McGrain’s adventures are captured in the documentary The Lost Bird Project. The film score by Tin evokes the majesty of the birds and the pathos of their extinction.
“This project provides so many entry points to our season theme of place and healing,” said Laura Evans, director of programming and engagement with Stanford Live. “Anchored around the performance, we collaborated with Todd on bringing the bird installation here and screening the documentary that first brought Chris and Todd together.”
“Since the birds arrived on campus, they have been engaging people like nothing else we have done, demonstrating the power of art to help confront issues like species extinction in a way that inspires hope and reflection over denial and despair.”
Meet the lost birds
1. Carolina Parakeet, located between Bing Concert Hall and Frost Amphitheater
In the past, Carolina parakeets ranged over much of what is now the eastern United States. As the landscape was transformed for agriculture, the birds were attracted to the new food sources. In response, farmers shot them in great numbers. As a communal species, when one bird died, the flock flew to its side, thus ensuring the demise of many more.
Populations were further diminished by feather hunters, trappers who sold them as pets, and competition from European honeybees for roosting sites. The last two known Carolina parakeets lived together in the Cincinnati Zoo for 32 years. Lady Jane died in 1917 and Incas soon after, on Feb. 21, 1918.

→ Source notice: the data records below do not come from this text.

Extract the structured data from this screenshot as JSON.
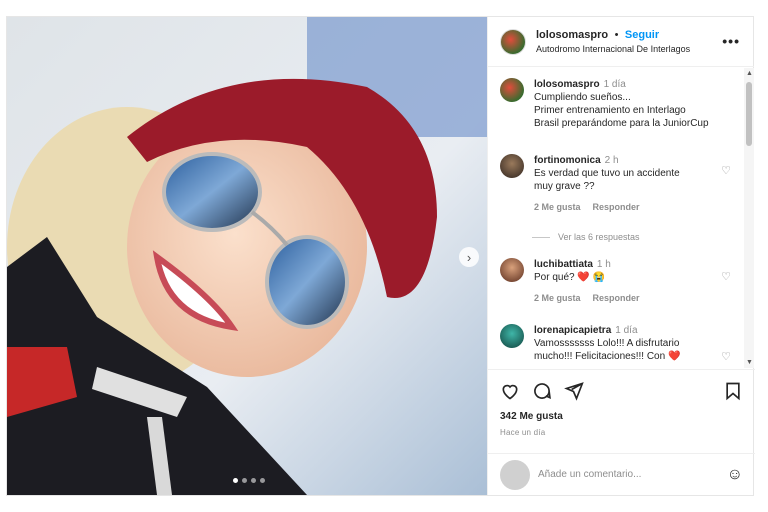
{
  "post": {
    "username": "lolosomaspro",
    "separator": "•",
    "follow_label": "Seguir",
    "location": "Autodromo Internacional De Interlagos",
    "more_label": "•••",
    "next_label": "›"
  },
  "caption": {
    "user": "lolosomaspro",
    "time": "1 día",
    "text": "Cumpliendo sueños...\nPrimer entrenamiento en Interlago\nBrasil preparándome para la JuniorCup"
  },
  "comments": [
    {
      "user": "fortinomonica",
      "time": "2 h",
      "text": "Es verdad que tuvo un accidente\nmuy grave ??",
      "likes": "2 Me gusta",
      "reply": "Responder"
    },
    {
      "user": "luchibattiata",
      "time": "1 h",
      "text": "Por qué? ❤️ 😭",
      "likes": "2 Me gusta",
      "reply": "Responder"
    },
    {
      "user": "lorenapicapietra",
      "time": "1 día",
      "text": "Vamosssssss Lolo!!! A disfrutario\nmucho!!! Felicitaciones!!! Con ❤️"
    }
  ],
  "view_replies": "Ver las 6 respuestas",
  "likes_count": "342 Me gusta",
  "time_ago": "Hace un día",
  "add_comment": {
    "placeholder": "Añade un comentario..."
  },
  "icons": [
    "heart-icon",
    "comment-icon",
    "share-icon",
    "bookmark-icon",
    "emoji-icon",
    "more-icon",
    "chevron-right-icon"
  ],
  "carousel": {
    "count": 4,
    "active": 0
  }
}
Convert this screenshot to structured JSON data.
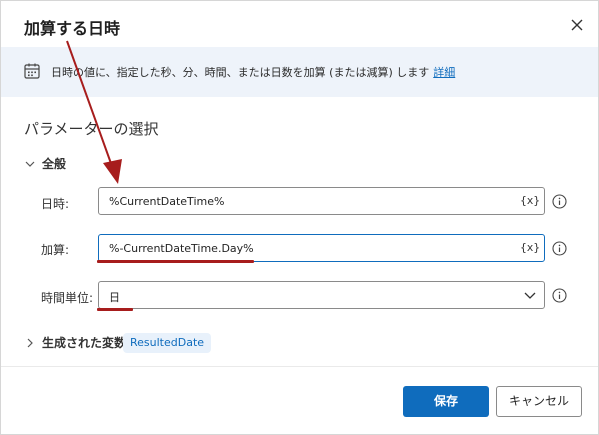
{
  "dialog": {
    "title": "加算する日時",
    "info_text": "日時の値に、指定した秒、分、時間、または日数を加算 (または減算) します",
    "info_link": "詳細",
    "section_title": "パラメーターの選択",
    "group_general": "全般",
    "fields": [
      {
        "label": "日時:",
        "value": "%CurrentDateTime%",
        "var_button": "{x}"
      },
      {
        "label": "加算:",
        "value": "%-CurrentDateTime.Day%",
        "var_button": "{x}"
      },
      {
        "label": "時間単位:",
        "value": "日"
      }
    ],
    "produced_vars_label": "生成された変数",
    "produced_var": "ResultedDate",
    "save_label": "保存",
    "cancel_label": "キャンセル"
  },
  "colors": {
    "accent": "#0f6cbd",
    "annotation": "#a71d1d",
    "info_bg": "#eef3fa"
  }
}
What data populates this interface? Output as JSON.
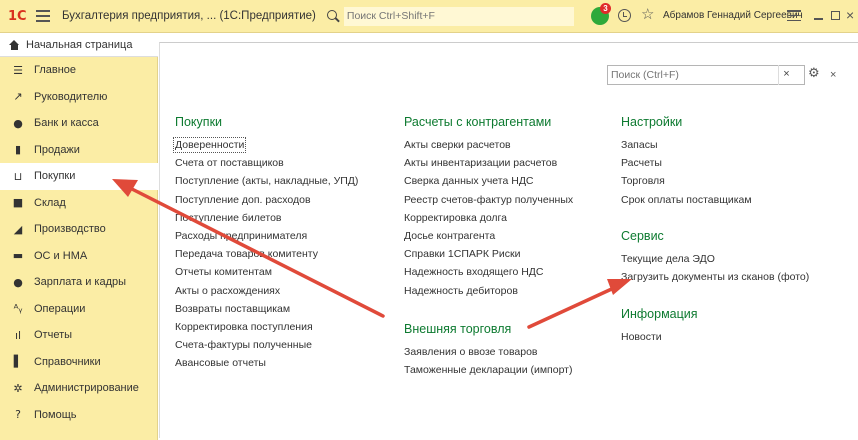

2. Great Auk, located on the southeast corner of Campus Dr. and Lasuen St.
Swift and agile in water, great auks lived most of their lives at sea. But each spring, they came with their life-long partners to mate on the isolated rock islands of the North Atlantic. Flightless and awkward on land, they were easy targets.
By the mid-1500s, their numbers had drastically declined as hunters sought their meat, eggs, oil, and especially their feathers. The last documented pair of great auks were killed on Eldey Island, off the southwestern tip of Iceland, on June 3, 1844.
3. Heath Hen, located on the southeast corner of Museum Way and Palm Dr.
Heath hens once ranged from the southern tip of Maine to Virginia. But by 1870, hunting by European settlers had reduced the population to a few hundred birds on Martha’s Vineyard. Efforts to save them were enacted, but wildfire, disease, and the unfortunate arrival of predatory goshawks ravaged the remaining population.
In 1929, a hopeful male named Booming Ben was witnessed calling out to others of his kind, but none were left to hear his plea. He was last seen on March 11, 1932.
4. Labrador Duck, located in front of the Anderson Collection
The Labrador duck once migrated along the East Coast of North America from Labrador to the Chesapeake Bay. Diving through silt and shallows, it used its wide, flat bill to feed on mussels and shellfish.
Not especially popular as a game bird, the reasons for the species’ extinction remain unclear. Habitat loss and diminished populations of shallow-water mollusks, a primary food source, are thought to have played a role. The last known Labrador duck was shot on Dec. 12, 1878, in Elmira, New York, having been blown inland by a huge storm.
5. Passenger Pigeon, located in front of the Anderson Collection
At one time, passenger pigeons accounted for an estimated 20 to 40 percent of all land birds in North America. They flew in vast flocks numbering in the millions, sometimes eclipsing the sun for hours. As America’s human population grew and the demand for wild meat increased, hunters slaughtered the birds with great efficiency.
On March 24, 1900, a boy in Pike County, Ohio, shot the last recorded wild passenger pigeon. Fourteen years later, under the watchful eyes of her keepers, the last passenger pigeon in human care, Martha, died in her cage at the Cincinnati Zoo.